São Paulo, terça-feira, 27 de junho de 2006

Texto Anterior | Próximo Texto | Índice

África negra se abraça por ganenses

Único representante do continente ainda na Copa do Mundo recebe apoio de políticos e de atletas de países vizinhos

Camaroneses Milla e Eto'o irão ao estádio; Kofi Annan, secretário-geral da ONU, telefonou para astro do time para parabenizá-lo


DO ENVIADO A DORTMUND

Cenário tão desejado quanto infrutífero nas últimas décadas, a unidade dos países africanos em torno de um projeto comum para o continente parece palpável nos dias da Copa.
Numa região devastada por guerras, rivalidades regionais e brigas entre vizinhos, o futebol mais uma vez se apresenta como instrumento conciliador. Pode até soar como demagogia, mas a África negra se mostra abraçada para torcer por Gana.
São aguardados hoje no estádio de Dortmund craques e ex-craques do continente, numa repetição do que ocorreu antes da vitória de Gana sobre os EUA, que definiu a classificação do time às oitavas-de-final.
Naquele dia os camaroneses Roger Milla e Eto'o, aquele a maior estrela do futebol africano nos anos 1990, este um dos destaques de hoje, fizeram discursos de apoio aos colegas.

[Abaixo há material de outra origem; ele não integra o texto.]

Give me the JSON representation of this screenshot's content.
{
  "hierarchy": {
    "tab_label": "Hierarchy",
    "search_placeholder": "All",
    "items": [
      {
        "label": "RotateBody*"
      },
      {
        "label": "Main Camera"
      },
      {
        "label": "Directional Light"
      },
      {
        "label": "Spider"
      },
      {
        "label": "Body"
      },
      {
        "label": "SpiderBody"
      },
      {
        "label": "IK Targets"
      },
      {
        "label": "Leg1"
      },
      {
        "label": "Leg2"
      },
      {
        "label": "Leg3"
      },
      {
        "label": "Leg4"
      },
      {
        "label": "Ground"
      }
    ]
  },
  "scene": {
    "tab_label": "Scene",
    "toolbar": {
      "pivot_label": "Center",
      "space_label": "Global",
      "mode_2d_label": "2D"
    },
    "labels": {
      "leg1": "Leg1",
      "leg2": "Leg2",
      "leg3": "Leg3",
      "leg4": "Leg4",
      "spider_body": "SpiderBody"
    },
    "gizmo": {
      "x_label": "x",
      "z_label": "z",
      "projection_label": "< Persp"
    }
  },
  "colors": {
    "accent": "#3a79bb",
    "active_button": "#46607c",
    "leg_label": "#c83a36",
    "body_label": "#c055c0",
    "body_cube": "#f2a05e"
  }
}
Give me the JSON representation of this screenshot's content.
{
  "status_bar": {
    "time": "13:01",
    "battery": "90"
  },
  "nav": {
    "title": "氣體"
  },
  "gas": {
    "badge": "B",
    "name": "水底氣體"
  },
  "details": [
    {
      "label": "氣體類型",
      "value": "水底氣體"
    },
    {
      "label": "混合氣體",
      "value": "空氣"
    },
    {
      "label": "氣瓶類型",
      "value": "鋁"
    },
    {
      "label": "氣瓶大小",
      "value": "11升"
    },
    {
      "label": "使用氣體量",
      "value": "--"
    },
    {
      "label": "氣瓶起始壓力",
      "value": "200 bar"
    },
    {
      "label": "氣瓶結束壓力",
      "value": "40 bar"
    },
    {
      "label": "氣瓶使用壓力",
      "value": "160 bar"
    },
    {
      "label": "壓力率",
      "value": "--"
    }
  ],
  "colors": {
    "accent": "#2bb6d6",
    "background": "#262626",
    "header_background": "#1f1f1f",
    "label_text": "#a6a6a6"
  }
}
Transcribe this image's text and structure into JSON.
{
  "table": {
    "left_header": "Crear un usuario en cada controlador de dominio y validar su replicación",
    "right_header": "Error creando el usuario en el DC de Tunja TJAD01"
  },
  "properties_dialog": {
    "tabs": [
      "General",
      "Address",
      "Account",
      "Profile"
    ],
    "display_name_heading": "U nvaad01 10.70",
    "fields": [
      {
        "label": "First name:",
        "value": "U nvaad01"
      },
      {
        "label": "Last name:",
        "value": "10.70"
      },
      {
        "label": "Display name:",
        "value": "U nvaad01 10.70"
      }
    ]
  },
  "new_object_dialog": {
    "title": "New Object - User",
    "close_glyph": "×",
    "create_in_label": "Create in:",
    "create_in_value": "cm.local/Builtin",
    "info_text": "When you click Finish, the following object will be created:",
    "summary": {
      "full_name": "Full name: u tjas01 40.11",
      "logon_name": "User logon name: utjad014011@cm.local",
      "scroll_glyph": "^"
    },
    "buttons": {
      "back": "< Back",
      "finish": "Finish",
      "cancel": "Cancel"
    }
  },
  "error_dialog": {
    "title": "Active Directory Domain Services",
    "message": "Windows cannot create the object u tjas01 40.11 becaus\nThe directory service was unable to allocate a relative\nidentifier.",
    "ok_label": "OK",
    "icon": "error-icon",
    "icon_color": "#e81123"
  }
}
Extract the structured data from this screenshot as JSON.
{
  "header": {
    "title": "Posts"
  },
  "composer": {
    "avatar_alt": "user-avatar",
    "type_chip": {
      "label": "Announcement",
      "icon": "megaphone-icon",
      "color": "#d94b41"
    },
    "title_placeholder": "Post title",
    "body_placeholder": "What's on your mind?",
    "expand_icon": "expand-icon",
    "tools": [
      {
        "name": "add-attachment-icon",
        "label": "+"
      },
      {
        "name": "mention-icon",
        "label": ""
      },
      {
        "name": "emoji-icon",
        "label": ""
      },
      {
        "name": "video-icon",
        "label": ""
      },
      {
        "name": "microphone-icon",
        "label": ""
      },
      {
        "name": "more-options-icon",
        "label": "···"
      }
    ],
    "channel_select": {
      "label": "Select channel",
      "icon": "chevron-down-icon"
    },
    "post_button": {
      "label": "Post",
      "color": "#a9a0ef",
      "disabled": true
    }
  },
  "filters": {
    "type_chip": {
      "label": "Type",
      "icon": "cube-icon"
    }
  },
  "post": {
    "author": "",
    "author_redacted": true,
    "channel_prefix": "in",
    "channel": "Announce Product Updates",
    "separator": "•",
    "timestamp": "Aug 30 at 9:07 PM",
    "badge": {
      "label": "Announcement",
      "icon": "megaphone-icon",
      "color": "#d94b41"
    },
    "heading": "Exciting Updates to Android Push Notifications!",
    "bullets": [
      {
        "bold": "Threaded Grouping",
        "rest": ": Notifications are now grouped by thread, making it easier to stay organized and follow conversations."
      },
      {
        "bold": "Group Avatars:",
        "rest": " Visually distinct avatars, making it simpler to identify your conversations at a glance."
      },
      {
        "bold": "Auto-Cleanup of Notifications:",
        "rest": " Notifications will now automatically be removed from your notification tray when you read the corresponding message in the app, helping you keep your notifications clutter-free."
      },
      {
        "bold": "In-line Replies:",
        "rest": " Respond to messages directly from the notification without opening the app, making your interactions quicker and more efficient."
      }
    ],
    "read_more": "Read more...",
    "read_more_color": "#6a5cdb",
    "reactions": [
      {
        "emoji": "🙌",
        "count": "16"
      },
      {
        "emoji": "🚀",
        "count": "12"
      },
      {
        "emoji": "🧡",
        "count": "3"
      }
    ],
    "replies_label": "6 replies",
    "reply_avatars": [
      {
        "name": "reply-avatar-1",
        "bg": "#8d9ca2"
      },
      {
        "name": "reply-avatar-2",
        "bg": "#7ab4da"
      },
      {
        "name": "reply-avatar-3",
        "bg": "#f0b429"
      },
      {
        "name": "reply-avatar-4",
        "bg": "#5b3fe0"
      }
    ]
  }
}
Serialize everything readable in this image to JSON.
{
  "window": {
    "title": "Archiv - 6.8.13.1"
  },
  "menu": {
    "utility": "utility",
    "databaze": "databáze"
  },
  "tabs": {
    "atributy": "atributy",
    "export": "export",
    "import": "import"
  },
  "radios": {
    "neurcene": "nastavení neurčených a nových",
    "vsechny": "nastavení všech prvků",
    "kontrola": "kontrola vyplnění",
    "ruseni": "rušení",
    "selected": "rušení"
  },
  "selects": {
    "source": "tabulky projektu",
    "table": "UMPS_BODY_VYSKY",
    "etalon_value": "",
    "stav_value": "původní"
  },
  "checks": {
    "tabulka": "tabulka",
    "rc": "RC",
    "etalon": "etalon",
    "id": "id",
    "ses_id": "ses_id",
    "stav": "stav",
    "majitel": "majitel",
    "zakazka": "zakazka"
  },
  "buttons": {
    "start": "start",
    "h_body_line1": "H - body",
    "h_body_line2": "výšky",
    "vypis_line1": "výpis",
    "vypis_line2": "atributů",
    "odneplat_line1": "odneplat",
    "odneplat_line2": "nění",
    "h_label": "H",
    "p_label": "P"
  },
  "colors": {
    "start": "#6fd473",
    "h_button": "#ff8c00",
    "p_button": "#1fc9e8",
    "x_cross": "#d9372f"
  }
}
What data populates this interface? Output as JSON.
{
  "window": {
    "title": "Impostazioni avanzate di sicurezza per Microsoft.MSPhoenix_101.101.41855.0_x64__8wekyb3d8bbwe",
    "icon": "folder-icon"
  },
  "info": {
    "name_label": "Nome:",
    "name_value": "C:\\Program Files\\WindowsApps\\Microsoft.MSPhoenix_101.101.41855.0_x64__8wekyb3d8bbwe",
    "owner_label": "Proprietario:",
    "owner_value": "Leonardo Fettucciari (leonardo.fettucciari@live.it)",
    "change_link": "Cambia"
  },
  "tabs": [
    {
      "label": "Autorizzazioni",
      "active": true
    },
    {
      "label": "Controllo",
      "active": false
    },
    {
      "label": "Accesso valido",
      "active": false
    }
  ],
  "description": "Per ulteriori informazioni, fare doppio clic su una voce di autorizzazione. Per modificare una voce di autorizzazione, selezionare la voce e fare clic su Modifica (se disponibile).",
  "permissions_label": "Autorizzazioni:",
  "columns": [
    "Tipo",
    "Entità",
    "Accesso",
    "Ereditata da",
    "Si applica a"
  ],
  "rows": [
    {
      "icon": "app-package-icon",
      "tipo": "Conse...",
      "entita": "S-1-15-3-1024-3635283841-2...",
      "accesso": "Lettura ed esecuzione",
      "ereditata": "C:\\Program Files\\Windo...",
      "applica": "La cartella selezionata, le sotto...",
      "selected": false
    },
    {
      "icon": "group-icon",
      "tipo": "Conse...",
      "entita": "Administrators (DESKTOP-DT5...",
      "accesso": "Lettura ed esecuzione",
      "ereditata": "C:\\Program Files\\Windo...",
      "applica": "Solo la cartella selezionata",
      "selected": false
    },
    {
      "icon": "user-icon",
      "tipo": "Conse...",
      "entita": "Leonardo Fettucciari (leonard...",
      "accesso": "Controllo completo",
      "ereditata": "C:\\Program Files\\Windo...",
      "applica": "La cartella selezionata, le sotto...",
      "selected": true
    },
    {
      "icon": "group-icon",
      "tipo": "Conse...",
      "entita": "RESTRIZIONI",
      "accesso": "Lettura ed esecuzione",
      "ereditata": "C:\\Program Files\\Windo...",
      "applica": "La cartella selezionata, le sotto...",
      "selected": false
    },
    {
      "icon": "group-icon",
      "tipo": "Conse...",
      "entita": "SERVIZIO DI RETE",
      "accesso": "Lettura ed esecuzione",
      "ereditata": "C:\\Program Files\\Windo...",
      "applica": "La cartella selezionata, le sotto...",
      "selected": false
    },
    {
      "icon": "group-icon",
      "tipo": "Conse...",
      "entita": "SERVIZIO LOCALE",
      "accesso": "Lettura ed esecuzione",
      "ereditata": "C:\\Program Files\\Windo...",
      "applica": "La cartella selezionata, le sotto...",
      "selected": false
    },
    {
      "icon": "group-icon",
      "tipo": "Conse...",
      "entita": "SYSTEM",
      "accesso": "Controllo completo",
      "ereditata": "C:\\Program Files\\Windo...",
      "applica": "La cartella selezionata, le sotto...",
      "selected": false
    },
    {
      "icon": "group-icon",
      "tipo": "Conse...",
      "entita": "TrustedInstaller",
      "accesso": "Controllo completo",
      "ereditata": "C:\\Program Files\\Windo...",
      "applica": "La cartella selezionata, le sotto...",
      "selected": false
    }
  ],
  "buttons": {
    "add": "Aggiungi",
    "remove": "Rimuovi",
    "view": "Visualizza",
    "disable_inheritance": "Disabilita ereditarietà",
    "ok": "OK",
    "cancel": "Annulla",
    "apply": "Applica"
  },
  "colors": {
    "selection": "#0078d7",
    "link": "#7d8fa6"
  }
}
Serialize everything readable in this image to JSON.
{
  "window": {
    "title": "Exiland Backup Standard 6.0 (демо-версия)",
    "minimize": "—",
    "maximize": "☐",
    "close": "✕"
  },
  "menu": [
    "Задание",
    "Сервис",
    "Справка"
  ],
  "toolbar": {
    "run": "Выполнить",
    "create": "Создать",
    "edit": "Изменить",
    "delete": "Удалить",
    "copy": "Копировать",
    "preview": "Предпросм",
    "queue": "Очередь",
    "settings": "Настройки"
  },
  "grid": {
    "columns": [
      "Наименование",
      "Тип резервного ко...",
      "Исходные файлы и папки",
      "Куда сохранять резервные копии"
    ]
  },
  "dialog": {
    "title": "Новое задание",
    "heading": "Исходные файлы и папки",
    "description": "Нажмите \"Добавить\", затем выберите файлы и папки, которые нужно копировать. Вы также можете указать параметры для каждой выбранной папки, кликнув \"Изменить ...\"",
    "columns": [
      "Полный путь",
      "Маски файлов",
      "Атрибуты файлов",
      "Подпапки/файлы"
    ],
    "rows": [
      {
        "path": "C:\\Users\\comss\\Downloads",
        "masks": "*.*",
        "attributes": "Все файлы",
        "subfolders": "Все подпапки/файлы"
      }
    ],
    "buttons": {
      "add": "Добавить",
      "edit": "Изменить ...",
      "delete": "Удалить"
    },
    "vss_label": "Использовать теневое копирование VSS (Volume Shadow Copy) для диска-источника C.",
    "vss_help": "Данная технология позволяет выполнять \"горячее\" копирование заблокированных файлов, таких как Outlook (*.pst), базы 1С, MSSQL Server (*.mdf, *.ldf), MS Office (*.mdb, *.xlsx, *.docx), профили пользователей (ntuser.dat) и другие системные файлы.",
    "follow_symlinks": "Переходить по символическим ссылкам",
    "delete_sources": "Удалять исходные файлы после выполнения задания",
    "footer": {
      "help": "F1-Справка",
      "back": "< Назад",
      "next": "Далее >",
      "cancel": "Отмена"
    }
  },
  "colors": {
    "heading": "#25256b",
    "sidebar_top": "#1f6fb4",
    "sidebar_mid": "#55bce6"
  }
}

Juntaram-se a ex-craques de Gana, como Abedi Pele.
A festa africana para Gana começara já na convincente vitória sobre a República Tcheca, mas a euforia cresceu com os 2 a 1 sobre os EUA, muito pela classificação, claro, mas parte também pela impopularidade que o adversário possui em boa parte do continente.
"Recebemos ligações de Senegal, do Togo, da Nigéria, de Camarões. Nessa hora não somos rivais, isso é a força do futebol. E saber que estamos representando toda a África é nossa maior motivação", afirmou o meia e capitão Appiah, repetindo um discurso que se tornou banal nos últimos dias.
A presidente da Libéria, Ellen Sirleaf-Johnson, mandou uma mensagem aos Estrelas Negras e disse que iria tirar folga hoje para torcer por Gana.
Um dos africanos mais influentes, o ganense Kofi Annan, secretário-geral da ONU, telefonou para Appiah para parabenizá-lo. Telegramas de políticos da região têm sido encaminhados ao presidente de Gana, John Kufuor, que enviou o seu ministro de Educação, Esportes e Ciência, Owusu Ankomah, para acompanhar o time.
"Para um país africano, participar de uma Copa do Mundo é um acontecimento raro. Apesar disso, nenhum de nós tem ido muito longe. Quando isso acontece, eles vêm aquele time representar todo o continente", afirmou Ankomah à Folha.
"Sim, há muitas rivalidades e problemas. Mas, quando o assunto é esporte, isso tudo some", acrescentou o político.
Um dos sinais disso é o fato de que Togo, um vizinho com quem os ganenses já travaram escaramuças, tem demonstrado apoio à "causa" de Gana.
Appiah contou que, entre os jogadores que lhe telefonaram para prestar apoio estavam os togoleses Adebayor e Kader, cuja seleção caiu na primeira fase do Mundial. Didier Drogba, astro da também eliminada Costa do Marfim, fez o mesmo, segundo o capitão de Gana.
Nascido em Acra, capital de Gana, o ex-zagueiro Desailly, que defendeu a França nas Copas de 1998 e 2002, também prometeu ir a Dortmund hoje torcer pelos Estrelas Negras.
Entre os jornalistas do continente que acompanham a seleção de Gana na Alemanha, impera um espírito de torcida.
O clima de solidariedade é semelhante ao que se viu na Copa da Ásia-2002, quando Senegal surpreendeu o mundo ao derrotar a Suécia nas oitavas-de-final e avançar às quartas -seria eliminado pela Turquia.
Mas é importante ressaltar que o apoio está localizado na África negra subsaariana, não encontrando a mesma abrangência no norte do continente, do qual é separado por uma espécie de fronteira cultural invisível. (FÁBIO VICTOR)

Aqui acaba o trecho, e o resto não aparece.